PREFERRED QUALIFICATIONS:

• Master’s degree in Biomedical, Mechanical, or Electrical Engineering preferred
• Extensive experience in medical device R&D, with a focus on prototyping, testing, and development of catheter devices
• Expertise in industry standards and regulations (e.g. ISO, ASTM, ASME, IEC, etc.) and their application in medical device design and development
• Experience with product lifecycle management
• Experience with injection molding component design
• Experience with electrical medical device testing and development

ABOUT THE ROLE:

This role is in the R&D Engineering team of the Access Solutions division. This group is responsible for managing the complete lifecycle of products from ideation to market release and beyond. The group also serves new product development projects through concept generation, design, prototyping, and manufacturing transfer. The engineer will work within a team of other engineers and cross-functional teams to compile, analyze, and report operational, test, and research data to establish performance standards for newly designed or modified products, processes, and materials. In addition, the engineer will have an opportunity to work with the appropriate government bodies to obtain regulatory approval, and to issue patents in conjunction with the IP department.
At Boston Scientific, we value collaboration and synergy. This role follows a hybrid work model, requiring employees to be in our local office at least three days per week. Relocation assistance is not available for this position at this time. Boston Scientific will not offer sponsorship or take over sponsorship of an employment VISA for this position at this time.
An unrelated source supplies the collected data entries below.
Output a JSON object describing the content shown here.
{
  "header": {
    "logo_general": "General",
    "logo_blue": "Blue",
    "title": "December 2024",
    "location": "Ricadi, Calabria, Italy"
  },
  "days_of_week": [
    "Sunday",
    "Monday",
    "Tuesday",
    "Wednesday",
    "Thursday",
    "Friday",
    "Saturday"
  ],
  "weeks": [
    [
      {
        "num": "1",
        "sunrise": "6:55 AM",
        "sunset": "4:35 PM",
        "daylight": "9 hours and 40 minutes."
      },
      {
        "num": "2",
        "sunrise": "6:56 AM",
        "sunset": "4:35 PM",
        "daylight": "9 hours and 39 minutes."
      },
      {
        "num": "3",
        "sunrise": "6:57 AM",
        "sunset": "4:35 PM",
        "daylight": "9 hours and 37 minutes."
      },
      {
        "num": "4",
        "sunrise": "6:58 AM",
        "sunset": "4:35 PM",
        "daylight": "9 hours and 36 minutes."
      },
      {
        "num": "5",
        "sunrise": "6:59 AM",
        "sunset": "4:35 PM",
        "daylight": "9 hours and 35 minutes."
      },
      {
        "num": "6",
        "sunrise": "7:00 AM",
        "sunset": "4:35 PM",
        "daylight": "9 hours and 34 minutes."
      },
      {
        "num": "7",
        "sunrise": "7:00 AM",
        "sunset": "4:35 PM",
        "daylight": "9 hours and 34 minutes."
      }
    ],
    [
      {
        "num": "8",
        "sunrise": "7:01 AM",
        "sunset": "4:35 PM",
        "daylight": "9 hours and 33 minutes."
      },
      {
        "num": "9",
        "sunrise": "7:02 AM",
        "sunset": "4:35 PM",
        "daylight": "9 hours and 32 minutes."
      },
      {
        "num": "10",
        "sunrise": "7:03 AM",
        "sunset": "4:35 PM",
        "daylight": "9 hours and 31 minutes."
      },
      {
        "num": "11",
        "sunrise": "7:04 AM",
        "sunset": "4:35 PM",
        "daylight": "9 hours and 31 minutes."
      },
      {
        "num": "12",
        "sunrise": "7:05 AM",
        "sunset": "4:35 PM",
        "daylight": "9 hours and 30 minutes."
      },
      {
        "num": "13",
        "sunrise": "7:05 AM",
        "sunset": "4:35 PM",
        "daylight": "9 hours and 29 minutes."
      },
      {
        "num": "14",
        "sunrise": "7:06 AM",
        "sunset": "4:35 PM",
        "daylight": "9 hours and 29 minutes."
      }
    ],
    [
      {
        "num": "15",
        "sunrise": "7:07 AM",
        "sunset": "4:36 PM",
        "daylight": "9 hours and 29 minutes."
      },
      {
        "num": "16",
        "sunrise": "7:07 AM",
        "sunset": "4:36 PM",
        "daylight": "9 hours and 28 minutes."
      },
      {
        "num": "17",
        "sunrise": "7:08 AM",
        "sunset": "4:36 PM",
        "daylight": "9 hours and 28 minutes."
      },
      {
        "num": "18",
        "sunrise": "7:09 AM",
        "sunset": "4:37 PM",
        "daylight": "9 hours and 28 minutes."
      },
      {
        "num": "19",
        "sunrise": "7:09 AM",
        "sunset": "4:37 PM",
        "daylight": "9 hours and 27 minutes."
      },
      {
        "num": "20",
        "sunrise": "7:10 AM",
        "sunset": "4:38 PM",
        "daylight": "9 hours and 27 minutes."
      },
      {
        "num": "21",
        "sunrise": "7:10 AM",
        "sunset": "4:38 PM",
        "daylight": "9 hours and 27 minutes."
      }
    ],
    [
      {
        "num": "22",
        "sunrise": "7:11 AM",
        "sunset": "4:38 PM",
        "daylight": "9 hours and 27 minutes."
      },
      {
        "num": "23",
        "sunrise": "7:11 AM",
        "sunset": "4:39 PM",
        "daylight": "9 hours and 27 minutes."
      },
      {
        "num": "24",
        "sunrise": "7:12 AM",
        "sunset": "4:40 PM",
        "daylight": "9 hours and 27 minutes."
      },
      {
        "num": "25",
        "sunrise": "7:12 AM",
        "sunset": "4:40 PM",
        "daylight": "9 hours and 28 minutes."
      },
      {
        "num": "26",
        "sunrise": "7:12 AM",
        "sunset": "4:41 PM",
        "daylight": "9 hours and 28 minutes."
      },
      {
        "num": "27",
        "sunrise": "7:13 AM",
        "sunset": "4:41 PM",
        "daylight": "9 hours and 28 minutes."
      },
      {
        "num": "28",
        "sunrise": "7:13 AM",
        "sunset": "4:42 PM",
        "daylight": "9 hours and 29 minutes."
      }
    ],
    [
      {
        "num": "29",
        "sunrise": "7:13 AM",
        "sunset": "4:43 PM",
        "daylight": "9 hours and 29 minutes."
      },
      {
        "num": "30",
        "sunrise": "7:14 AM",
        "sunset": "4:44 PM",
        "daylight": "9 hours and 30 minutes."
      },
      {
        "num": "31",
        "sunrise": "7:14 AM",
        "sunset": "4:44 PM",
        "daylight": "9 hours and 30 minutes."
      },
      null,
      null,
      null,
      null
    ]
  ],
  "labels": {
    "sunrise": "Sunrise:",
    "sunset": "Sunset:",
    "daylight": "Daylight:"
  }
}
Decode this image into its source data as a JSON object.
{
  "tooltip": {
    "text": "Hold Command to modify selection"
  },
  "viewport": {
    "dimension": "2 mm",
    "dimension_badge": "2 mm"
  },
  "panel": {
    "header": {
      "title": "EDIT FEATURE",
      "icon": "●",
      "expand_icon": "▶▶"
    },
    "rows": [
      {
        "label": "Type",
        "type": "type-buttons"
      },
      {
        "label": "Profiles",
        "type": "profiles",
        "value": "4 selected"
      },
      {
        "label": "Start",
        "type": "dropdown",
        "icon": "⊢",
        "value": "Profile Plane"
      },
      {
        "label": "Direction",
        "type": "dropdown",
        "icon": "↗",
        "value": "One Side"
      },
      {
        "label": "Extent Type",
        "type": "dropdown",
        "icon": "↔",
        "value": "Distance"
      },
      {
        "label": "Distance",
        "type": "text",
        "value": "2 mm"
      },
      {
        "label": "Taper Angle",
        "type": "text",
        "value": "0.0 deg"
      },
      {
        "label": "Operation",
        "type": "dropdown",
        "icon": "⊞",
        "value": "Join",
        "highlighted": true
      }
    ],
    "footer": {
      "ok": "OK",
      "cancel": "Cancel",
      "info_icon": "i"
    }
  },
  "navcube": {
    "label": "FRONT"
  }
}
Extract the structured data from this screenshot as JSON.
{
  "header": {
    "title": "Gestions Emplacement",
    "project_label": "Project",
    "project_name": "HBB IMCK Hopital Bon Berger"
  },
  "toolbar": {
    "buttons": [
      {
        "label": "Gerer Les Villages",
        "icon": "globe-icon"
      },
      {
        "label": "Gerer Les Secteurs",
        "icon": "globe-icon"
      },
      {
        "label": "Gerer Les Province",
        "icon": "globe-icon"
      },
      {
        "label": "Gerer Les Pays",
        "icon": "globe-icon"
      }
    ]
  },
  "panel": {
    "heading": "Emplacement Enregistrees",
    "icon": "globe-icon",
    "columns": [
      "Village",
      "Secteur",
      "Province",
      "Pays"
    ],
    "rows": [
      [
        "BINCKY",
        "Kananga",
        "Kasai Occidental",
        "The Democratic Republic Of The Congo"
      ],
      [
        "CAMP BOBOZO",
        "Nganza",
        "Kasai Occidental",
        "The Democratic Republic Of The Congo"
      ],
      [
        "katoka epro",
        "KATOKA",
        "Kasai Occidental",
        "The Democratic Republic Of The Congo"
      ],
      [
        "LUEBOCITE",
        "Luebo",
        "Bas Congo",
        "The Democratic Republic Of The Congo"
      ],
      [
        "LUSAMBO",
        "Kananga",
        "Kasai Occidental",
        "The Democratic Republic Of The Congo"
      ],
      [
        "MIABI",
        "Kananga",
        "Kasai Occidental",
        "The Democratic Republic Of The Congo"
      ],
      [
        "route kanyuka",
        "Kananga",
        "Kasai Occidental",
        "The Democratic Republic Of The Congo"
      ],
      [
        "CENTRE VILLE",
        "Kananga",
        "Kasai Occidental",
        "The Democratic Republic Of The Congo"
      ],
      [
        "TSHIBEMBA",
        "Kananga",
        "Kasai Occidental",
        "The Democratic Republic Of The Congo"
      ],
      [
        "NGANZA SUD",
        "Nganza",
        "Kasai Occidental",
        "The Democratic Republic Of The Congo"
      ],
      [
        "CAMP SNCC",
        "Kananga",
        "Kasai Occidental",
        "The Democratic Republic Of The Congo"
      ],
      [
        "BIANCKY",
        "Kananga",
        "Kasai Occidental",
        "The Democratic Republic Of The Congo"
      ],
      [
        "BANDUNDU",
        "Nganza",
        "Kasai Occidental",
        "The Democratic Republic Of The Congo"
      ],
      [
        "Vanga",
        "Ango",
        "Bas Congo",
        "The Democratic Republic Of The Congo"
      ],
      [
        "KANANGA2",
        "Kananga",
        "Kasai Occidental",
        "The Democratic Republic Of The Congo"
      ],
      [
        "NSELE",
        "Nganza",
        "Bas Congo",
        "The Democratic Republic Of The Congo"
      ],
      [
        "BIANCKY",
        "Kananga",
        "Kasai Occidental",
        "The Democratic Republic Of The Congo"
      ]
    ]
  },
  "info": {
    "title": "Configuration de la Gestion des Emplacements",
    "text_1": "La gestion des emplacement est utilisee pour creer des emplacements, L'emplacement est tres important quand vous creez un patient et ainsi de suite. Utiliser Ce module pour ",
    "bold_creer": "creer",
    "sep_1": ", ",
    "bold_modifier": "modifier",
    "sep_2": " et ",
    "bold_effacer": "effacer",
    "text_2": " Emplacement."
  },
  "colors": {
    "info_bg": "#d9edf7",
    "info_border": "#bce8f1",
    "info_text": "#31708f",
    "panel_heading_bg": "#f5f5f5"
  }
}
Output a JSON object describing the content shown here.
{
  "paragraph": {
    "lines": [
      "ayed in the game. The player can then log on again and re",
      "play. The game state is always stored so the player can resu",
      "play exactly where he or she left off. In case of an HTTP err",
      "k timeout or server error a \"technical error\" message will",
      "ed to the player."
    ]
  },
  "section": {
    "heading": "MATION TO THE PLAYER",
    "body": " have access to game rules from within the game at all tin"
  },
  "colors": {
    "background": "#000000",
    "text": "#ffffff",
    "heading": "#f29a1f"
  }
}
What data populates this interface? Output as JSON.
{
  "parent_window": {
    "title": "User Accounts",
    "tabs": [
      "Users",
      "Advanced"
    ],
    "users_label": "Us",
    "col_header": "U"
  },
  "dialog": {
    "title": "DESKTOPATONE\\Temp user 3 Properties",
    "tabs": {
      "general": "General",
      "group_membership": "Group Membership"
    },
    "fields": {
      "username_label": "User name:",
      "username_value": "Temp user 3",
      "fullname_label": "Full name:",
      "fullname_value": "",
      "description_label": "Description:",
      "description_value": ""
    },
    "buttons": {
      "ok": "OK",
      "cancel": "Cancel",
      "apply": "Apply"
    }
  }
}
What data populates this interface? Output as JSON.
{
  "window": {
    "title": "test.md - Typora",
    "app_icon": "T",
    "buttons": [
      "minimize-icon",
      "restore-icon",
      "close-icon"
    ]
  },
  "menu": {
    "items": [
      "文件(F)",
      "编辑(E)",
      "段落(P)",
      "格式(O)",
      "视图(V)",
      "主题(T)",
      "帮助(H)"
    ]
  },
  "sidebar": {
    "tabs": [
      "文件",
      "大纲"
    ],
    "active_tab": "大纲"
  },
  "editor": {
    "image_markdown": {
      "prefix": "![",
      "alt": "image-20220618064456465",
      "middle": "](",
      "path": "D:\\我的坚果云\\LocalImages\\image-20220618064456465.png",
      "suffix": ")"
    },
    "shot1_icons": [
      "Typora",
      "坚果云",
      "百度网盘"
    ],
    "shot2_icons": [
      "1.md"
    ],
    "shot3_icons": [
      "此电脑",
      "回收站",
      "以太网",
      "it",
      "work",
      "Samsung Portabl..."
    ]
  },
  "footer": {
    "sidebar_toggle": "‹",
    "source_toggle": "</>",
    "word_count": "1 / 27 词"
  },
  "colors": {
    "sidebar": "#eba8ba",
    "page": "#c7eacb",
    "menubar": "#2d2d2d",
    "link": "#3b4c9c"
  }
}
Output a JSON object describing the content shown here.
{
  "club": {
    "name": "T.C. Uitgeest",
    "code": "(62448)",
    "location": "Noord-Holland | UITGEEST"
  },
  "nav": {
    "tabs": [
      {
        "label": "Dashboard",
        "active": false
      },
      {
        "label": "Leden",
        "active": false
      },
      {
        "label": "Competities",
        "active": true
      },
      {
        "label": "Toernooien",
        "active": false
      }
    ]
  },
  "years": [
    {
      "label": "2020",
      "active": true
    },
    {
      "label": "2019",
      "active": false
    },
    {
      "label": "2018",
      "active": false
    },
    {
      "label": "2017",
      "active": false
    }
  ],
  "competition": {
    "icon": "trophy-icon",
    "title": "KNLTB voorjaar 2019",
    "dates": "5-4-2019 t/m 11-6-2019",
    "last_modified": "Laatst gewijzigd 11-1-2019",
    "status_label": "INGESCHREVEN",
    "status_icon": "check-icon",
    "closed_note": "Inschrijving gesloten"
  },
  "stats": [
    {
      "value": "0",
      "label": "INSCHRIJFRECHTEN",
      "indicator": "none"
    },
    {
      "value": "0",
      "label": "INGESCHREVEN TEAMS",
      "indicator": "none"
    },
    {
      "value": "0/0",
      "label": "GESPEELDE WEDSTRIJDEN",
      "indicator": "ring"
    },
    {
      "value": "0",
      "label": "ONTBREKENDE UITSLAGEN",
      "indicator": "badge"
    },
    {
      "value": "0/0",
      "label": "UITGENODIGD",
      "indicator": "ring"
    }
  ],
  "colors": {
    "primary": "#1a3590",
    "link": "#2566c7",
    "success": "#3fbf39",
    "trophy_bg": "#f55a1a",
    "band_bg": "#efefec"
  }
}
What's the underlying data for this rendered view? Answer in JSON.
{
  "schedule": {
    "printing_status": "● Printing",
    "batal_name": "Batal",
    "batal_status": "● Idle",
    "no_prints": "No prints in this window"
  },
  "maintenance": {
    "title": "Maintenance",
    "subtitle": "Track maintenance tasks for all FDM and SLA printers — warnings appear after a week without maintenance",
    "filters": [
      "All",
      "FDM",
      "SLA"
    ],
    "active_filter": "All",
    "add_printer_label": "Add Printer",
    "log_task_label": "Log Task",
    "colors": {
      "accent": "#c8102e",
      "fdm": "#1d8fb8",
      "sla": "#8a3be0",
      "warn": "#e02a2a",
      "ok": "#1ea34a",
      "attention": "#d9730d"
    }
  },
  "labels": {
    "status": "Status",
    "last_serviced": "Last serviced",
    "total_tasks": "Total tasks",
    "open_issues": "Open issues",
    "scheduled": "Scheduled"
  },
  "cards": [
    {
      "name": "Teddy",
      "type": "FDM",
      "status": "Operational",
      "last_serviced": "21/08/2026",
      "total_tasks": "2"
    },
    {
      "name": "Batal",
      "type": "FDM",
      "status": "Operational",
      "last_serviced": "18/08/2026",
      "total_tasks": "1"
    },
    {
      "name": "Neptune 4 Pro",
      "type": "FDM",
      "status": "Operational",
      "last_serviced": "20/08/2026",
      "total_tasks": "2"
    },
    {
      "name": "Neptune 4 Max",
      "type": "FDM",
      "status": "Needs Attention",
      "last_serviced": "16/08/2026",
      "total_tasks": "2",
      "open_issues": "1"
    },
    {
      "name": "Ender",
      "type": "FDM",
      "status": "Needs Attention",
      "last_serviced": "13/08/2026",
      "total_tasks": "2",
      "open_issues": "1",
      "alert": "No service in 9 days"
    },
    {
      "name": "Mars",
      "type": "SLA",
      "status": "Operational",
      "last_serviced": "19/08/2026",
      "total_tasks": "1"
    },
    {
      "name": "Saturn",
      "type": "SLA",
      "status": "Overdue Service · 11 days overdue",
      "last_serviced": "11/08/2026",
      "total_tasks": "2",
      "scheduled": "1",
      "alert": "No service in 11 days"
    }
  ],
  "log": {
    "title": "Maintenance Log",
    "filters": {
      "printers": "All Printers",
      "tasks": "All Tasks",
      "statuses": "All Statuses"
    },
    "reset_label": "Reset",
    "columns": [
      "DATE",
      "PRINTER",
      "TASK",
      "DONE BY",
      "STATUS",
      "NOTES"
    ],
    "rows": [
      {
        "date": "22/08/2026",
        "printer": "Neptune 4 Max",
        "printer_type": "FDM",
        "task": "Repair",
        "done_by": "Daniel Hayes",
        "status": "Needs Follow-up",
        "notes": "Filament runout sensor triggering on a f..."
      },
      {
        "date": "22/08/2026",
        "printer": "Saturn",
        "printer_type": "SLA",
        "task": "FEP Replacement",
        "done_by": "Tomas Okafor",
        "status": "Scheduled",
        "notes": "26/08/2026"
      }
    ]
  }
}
YOUR RESPONSIBILITIES WILL INCLUDE:

• Fully participate in project teams to contribute the necessary technical work related to product design and development.
• Mentor junior engineers and provide technical leadership within the project team, fostering a collaborative and innovative environment.
• Collaborate closely with manufacturing, process engineering, supplier engineering, and customer support teams to ensure seamless product development.
• Gather requirements from internal and external sources to accurately capture user needs and ensure products are meeting them.
• Perform in-depth technical analysis, root cause investigations, and failure mode assessments for both new and existing products.
• Generate and review detailed engineering documentation (e.g. technical reports, DHF, DMR) and ensure compliance with quality systems and regulatory requirements.
• Drive and support Design for Manufacturing (DFM) activities, identifying opportunities for process optimization and cost reduction.
• Ensure compliance with company health and safety policies and proactively address unsafe working conditions.
• Other duties as required, including leading continuous improvement initiatives.